I hope that you will now conduct a case review with regards to my treatment by Mid Essex Hospital Services N.H.S trust now Tribunal is finalised.
This is especially as one of the senior managers who was found guilty by the Employment Tribunal of mistreating me as a whistle-blower has walked away from the matter unscathed. She went on to become a director at N.H.S Improvement, whilst I and my family suffer the immense stress and worry of just keeping a roof over our heads and basic bills paid.
I have included you a copy of 2017 Reserve Judgements as it is not available online from Tribunal office. N.H.S.I C.E.O is aware of my complex case via N.H.S.I W.B complaint dept.

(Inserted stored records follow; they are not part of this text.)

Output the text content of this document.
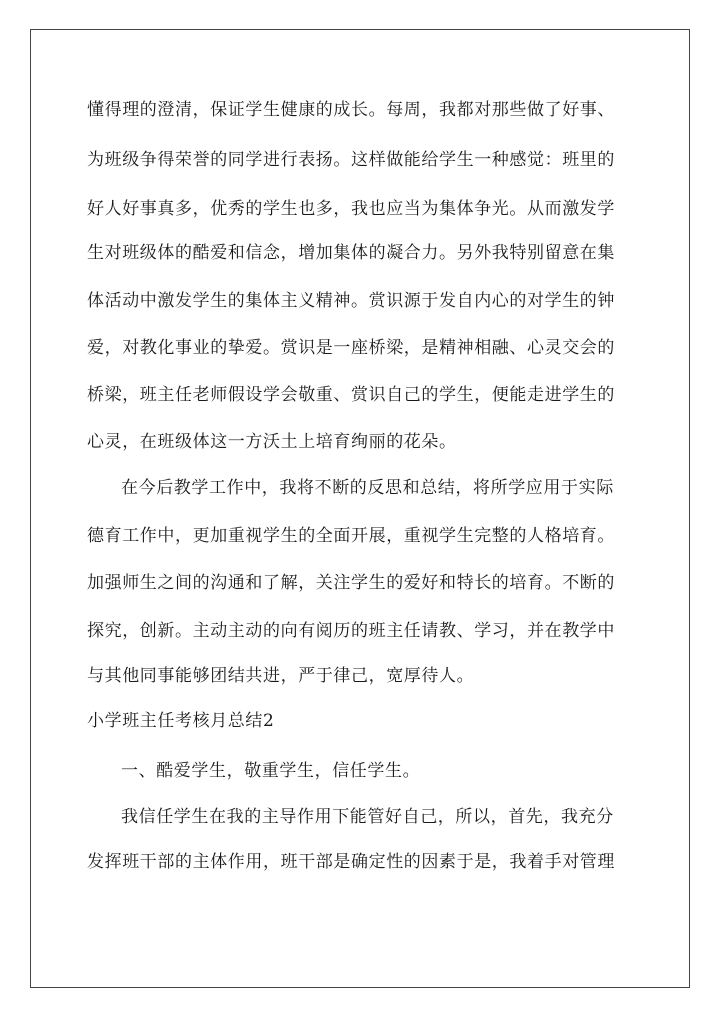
懂得理的澄清，保证学生健康的成长。每周，我都对那些做了好事、
为班级争得荣誉的同学进行表扬。这样做能给学生一种感觉：班里的
好人好事真多，优秀的学生也多，我也应当为集体争光。从而激发学
生对班级体的酷爱和信念，增加集体的凝合力。另外我特别留意在集
体活动中激发学生的集体主义精神。赏识源于发自内心的对学生的钟
爱，对教化事业的挚爱。赏识是一座桥梁，是精神相融、心灵交会的
桥梁，班主任老师假设学会敬重、赏识自己的学生，便能走进学生的
心灵，在班级体这一方沃土上培育绚丽的花朵。
在今后教学工作中，我将不断的反思和总结，将所学应用于实际
德育工作中，更加重视学生的全面开展，重视学生完整的人格培育。
加强师生之间的沟通和了解，关注学生的爱好和特长的培育。不断的
探究，创新。主动主动的向有阅历的班主任请教、学习，并在教学中
与其他同事能够团结共进，严于律己，宽厚待人。
小学班主任考核月总结2
一、酷爱学生，敬重学生，信任学生。
我信任学生在我的主导作用下能管好自己，所以，首先，我充分
发挥班干部的主体作用，班干部是确定性的因素于是，我着手对管理
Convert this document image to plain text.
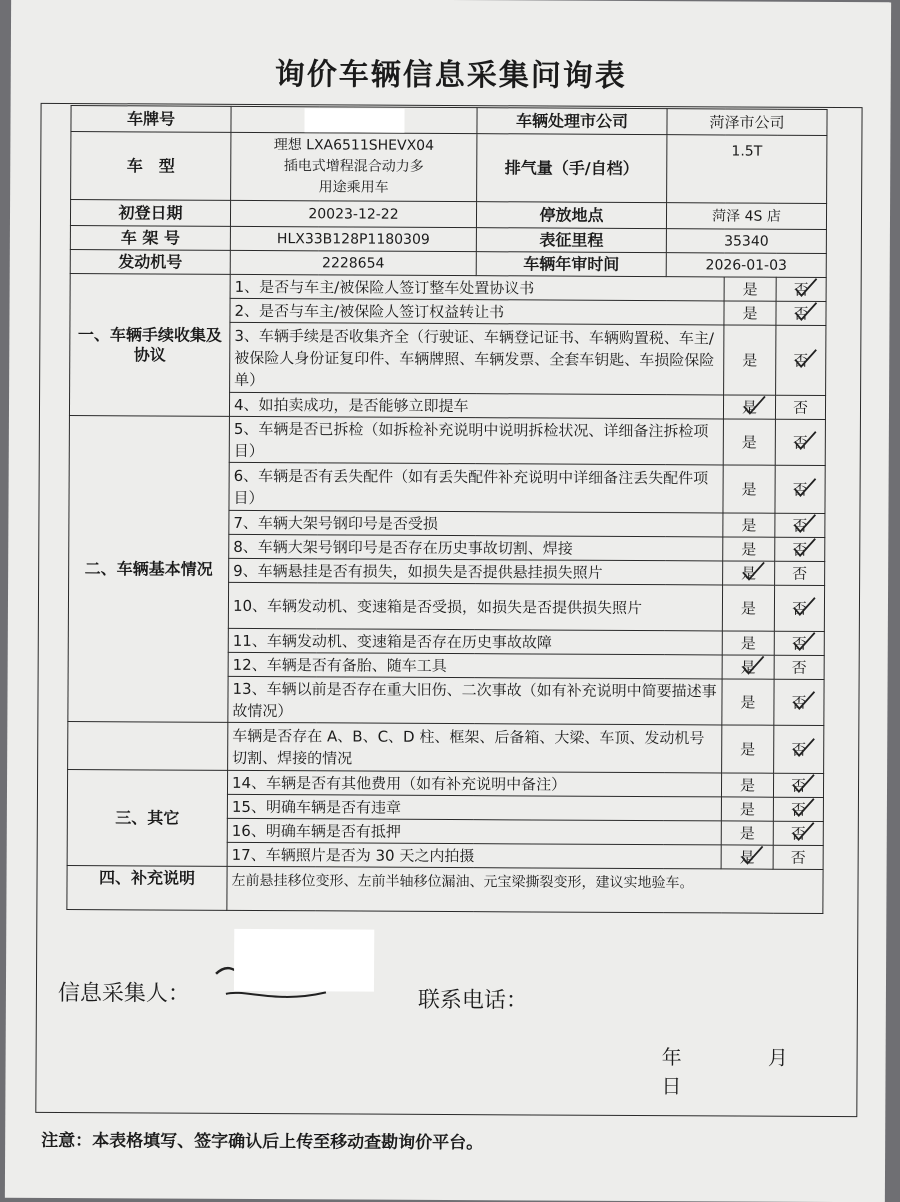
询价车辆信息采集问询表
车牌号		车辆处理市公司	菏泽市公司		
车　型	理想 LXA6511SHEVX04
插电式增程混合动力多
用途乘用车	排气量（手/自档）	1.5T		
初登日期	20023-12-22	停放地点	菏泽 4S 店		
车 架 号	HLX33B128P1180309	表征里程	35340		
发动机号	2228654	车辆年审时间	2026-01-03		
一、车辆手续收集及协议	1、是否与车主/被保险人签订整车处置协议书			是	否

	2、是否与车主/被保险人签订权益转让书			是	否

	3、车辆手续是否收集齐全（行驶证、车辆登记证书、车辆购置税、车主/被保险人身份证复印件、车辆牌照、车辆发票、全套车钥匙、车损险保险单）			是	否

	4、如拍卖成功，是否能够立即提车			是	否
二、车辆基本情况	5、车辆是否已拆检（如拆检补充说明中说明拆检状况、详细备注拆检项目）			是	否

	6、车辆是否有丢失配件（如有丢失配件补充说明中详细备注丢失配件项目）			是	否

	7、车辆大架号钢印号是否受损			是	否

	8、车辆大架号钢印号是否存在历史事故切割、焊接			是	否

	9、车辆悬挂是否有损失，如损失是否提供悬挂损失照片			是	否
	10、车辆发动机、变速箱是否受损，如损失是否提供损失照片			是	否

	11、车辆发动机、变速箱是否存在历史事故故障			是	否

	12、车辆是否有备胎、随车工具			是	否
	13、车辆以前是否存在重大旧伤、二次事故（如有补充说明中简要描述事故情况）			是	否

	车辆是否存在 A、B、C、D 柱、框架、后备箱、大梁、车顶、发动机号切割、焊接的情况			是	否

三、其它	14、车辆是否有其他费用（如有补充说明中备注）			是	否

	15、明确车辆是否有违章			是	否

	16、明确车辆是否有抵押			是	否

	17、车辆照片是否为 30 天之内拍摄			是	否
四、补充说明	左前悬挂移位变形、左前半轴移位漏油、元宝梁撕裂变形，建议实地验车。				
信息采集人：	联系电话：
年	月 日
注意：本表格填写、签字确认后上传至移动查勘询价平台。
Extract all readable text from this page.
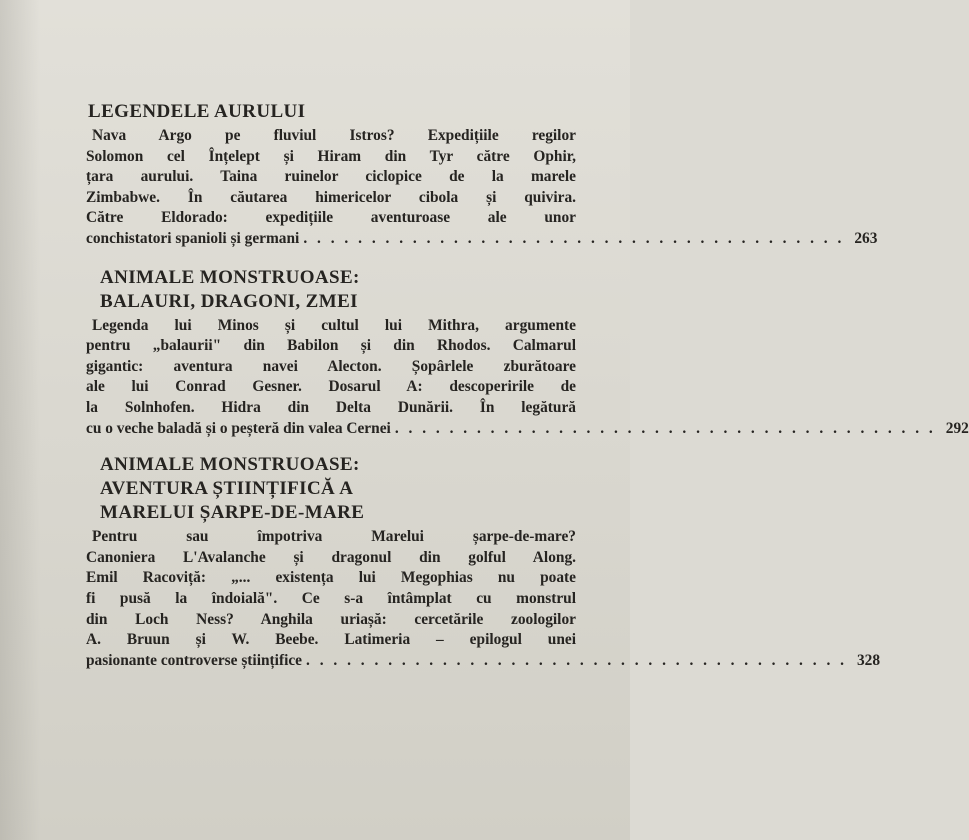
LEGENDELE AURULUI
Nava Argo pe fluviul Istros? Expedițiile regilor
Solomon cel Înțelept și Hiram din Tyr către Ophir,
țara aurului. Taina ruinelor ciclopice de la marele
Zimbabwe. În căutarea himericelor cibola și quivira.
Către Eldorado: expedițiile aventuroase ale unor
conchistatori spanioli și germani . . . . . . . . . . . . . . . . . . . . . . . . . . . . . . . . . . . . . . . . 263
ANIMALE MONSTRUOASE:
BALAURI, DRAGONI, ZMEI
Legenda lui Minos și cultul lui Mithra, argumente
pentru „balaurii" din Babilon și din Rhodos. Calmarul
gigantic: aventura navei Alecton. Șopârlele zburătoare
ale lui Conrad Gesner. Dosarul A: descoperirile de
la Solnhofen. Hidra din Delta Dunării. În legătură
cu o veche baladă și o peșteră din valea Cernei . . . . . . . . . . . . . . . . . . . . . . . . . . . . . . . . . . . . . . . . 292
ANIMALE MONSTRUOASE:
AVENTURA ȘTIINȚIFICĂ A
MARELUI ȘARPE-DE-MARE
Pentru sau împotriva Marelui șarpe-de-mare?
Canoniera L'Avalanche și dragonul din golful Along.
Emil Racoviță: „... existența lui Megophias nu poate
fi pusă la îndoială". Ce s-a întâmplat cu monstrul
din Loch Ness? Anghila uriașă: cercetările zoologilor
A. Bruun și W. Beebe. Latimeria – epilogul unei
pasionante controverse științifice . . . . . . . . . . . . . . . . . . . . . . . . . . . . . . . . . . . . . . . . 328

Once again following completion of Tribunal process in 2019 my case was returned to NHSI W.B complaints dept, despite my requesting CEO N.H.S.I forwarded it to National Guardian for a case review.
N.H.S England N.H.S.I have been aware of my complex Multi Agency P.I.D.A a number of years, whilst Meht was placed into special Measures June 2015 at the very same point of my unlawful Disciplinary process.
I had warned of my safeguarding and case concerns in Meht and via Multi Agency P.I.D.A 2013-15. Meht managers and Executives failed the safeguarding promised in Francis Reports. Safeguarding also never materialized via Doh or CQC/ NHS England 2013-19.
Please see below time line link regarding Broomfield M.E.H.T System wide failures and success regime June 2015..
Not least of all, I am very concerned that the trust represents an ongoing risk to other whistle-blowers and therefore an ongoing risk to patients.
You can obtain my contact details from N.H.S.I W.B Complaints dept, who have an active file. My legal bundles are soon to be released would help a case review and current Regulatory body investigations.
Raised Concerns in Broomfield MEHT 2011-2014.
Multi Agency External P.I.D.A 2013-20
Sir Francis “Right to Speak up Contributor” 2014-15.
Tribunal case 3202272/2015, Judgements 2017,18, 19.”